Owolabi: If support for development aid changes and the global gag rule is reinstated, it ultimately affects the willingness of many organizations that support reproductive care delivery to discuss abortion in any form, often their willingness to sometimes even provide family planning.
[The Helms Amendment is a 1973 law that prohibits countries from using U.S. aid to fund abortions or related research. The Mexico City policy, also known as the global gag rule, goes further, requiring foreign nongovernmental organizations to certify that they would not "perform or actively promote abortion as a method of family planning" with funds from any source—including from outside the United States—as a condition of receiving U.S. government global family planning funding.]
Why It Matters: The connections between the U.S. rollback and other groups abroad capitalizing on the anti-abortion resurgence are clear. Have any countries had the opposite reaction and cemented protections?

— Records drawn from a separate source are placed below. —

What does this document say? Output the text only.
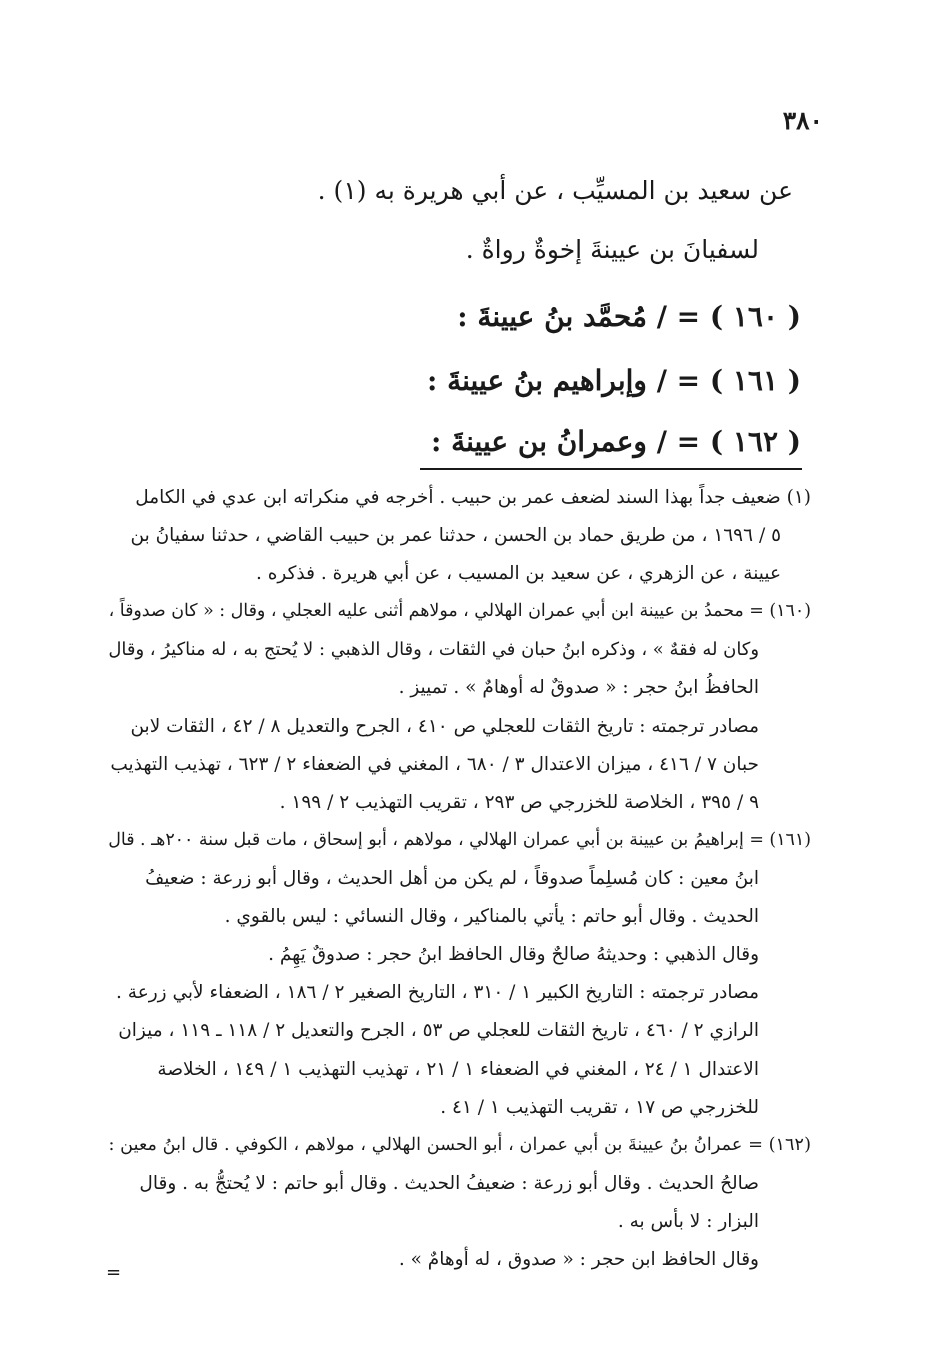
٣٨٠
عن سعيد بن المسيِّب ، عن أبي هريرة به (١) .
لسفيانَ بن عيينةَ إخوةٌ رواةٌ .
( ١٦٠ ) = / مُحمَّد بنُ عيينةَ :
( ١٦١ ) = / وإبراهيم بنُ عيينةَ :
( ١٦٢ ) = / وعمرانُ بن عيينةَ :
(١) ضعيف جداً بهذا السند لضعف عمر بن حبيب . أخرجه في منكراته ابن عدي في الكامل
٥ / ١٦٩٦ ، من طريق حماد بن الحسن ، حدثنا عمر بن حبيب القاضي ، حدثنا سفيانُ بن
عيينة ، عن الزهري ، عن سعيد بن المسيب ، عن أبي هريرة . فذكره .
(١٦٠) = محمدُ بن عيينة ابن أبي عمران الهلالي ، مولاهم أثنى عليه العجلي ، وقال : « كان صدوقاً ،
وكان له فقهٌ » ، وذكره ابنُ حبان في الثقات ، وقال الذهبي : لا يُحتج به ، له مناكيرُ ، وقال
الحافظُ ابنُ حجر : « صدوقٌ له أوهامٌ » . تمييز .
مصادر ترجمته : تاريخ الثقات للعجلي ص ٤١٠ ، الجرح والتعديل ٨ / ٤٢ ، الثقات لابن
حبان ٧ / ٤١٦ ، ميزان الاعتدال ٣ / ٦٨٠ ، المغني في الضعفاء ٢ / ٦٢٣ ، تهذيب التهذيب
٩ / ٣٩٥ ، الخلاصة للخزرجي ص ٢٩٣ ، تقريب التهذيب ٢ / ١٩٩ .
(١٦١) = إبراهيمُ بن عيينة بن أبي عمران الهلالي ، مولاهم ، أبو إسحاق ، مات قبل سنة ٢٠٠هـ . قال
ابنُ معين : كان مُسلِماً صدوقاً ، لم يكن من أهل الحديث ، وقال أبو زرعة : ضعيفُ
الحديث . وقال أبو حاتم : يأتي بالمناكير ، وقال النسائي : ليس بالقوي .
وقال الذهبي : وحديثهُ صالحٌ وقال الحافظ ابنُ حجر : صدوقٌ يَهِمُ .
مصادر ترجمته : التاريخ الكبير ١ / ٣١٠ ، التاريخ الصغير ٢ / ١٨٦ ، الضعفاء لأبي زرعة .
الرازي ٢ / ٤٦٠ ، تاريخ الثقات للعجلي ص ٥٣ ، الجرح والتعديل ٢ / ١١٨ ـ ١١٩ ، ميزان
الاعتدال ١ / ٢٤ ، المغني في الضعفاء ١ / ٢١ ، تهذيب التهذيب ١ / ١٤٩ ، الخلاصة
للخزرجي ص ١٧ ، تقريب التهذيب ١ / ٤١ .
(١٦٢) = عمرانُ بنُ عيينةَ بن أبي عمران ، أبو الحسن الهلالي ، مولاهم ، الكوفي . قال ابنُ معين :
صالحُ الحديث . وقال أبو زرعة : ضعيفُ الحديث . وقال أبو حاتم : لا يُحتجُّ به . وقال
البزار : لا بأس به .
وقال الحافظ ابن حجر : « صدوق ، له أوهامٌ » .
=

Skuster: France just had a popular vote overwhelmingly in favor of abortion. Abortion was legal in France before, but this time the French people said, "let's change the constitution and make abortion a right." What happened in France was directly spurred by Dobbs.
We're seeing similar votes in U.S. states where, when given the opportunity for a population to vote on the constitutionality of abortion, even in conservative states, the popular vote supports abortion rights. [Six states have held votes on abortion-related constitutional amendment measures since the Dobbs decision, and up to 15 could hold similar votes in 2024].
When abortion laws are changed and more women have access, reductions in some of the worst outcomes of unsafe abortion follow
Owolabi: In the past few years, we've made a lot of progress on abortion law from a legal perspective. Evidence from countries in Latin America, including Mexico, and others such as Nepal, where abortion law has been liberalized, suggests clearly that when abortion laws are changed and more women have access, reductions in some of the worst outcomes of unsafe abortion follow. In fact, if you look at some of the evidence from Southeast Asia, you don't see just severe complications of abortions drop, you also see maternal mortality do so dramatically. Increasing access to safe abortions takes away an easily preventable cause of maternal mortality.
Why It Matters: You mentioned the importance of voting on abortion rights, and that the United States has a domineering role on the global stage in health policy. As the United States heads into a defining election year, what are the stakes for abortion law at home and beyond borders?
Skuster: From a policy perspective, the global gag rule is of great concern. We've seen that when it is on, organizations shy away from any type of abortion work. We would expect a Trump administration to implement a global gag rule as one of its first acts. That said, the appointment of judges and justices is where I'm seeing the connections between gender equality, LGBTQ+ rights, and abortion rights.
Owolabi: Whichever way it goes, it will have important implications for the rest of the world. We know from our work that if the global gag rule is reinstated, a huge panic often follows.
EDITOR'S NOTE: The responses were edited for length and clarity.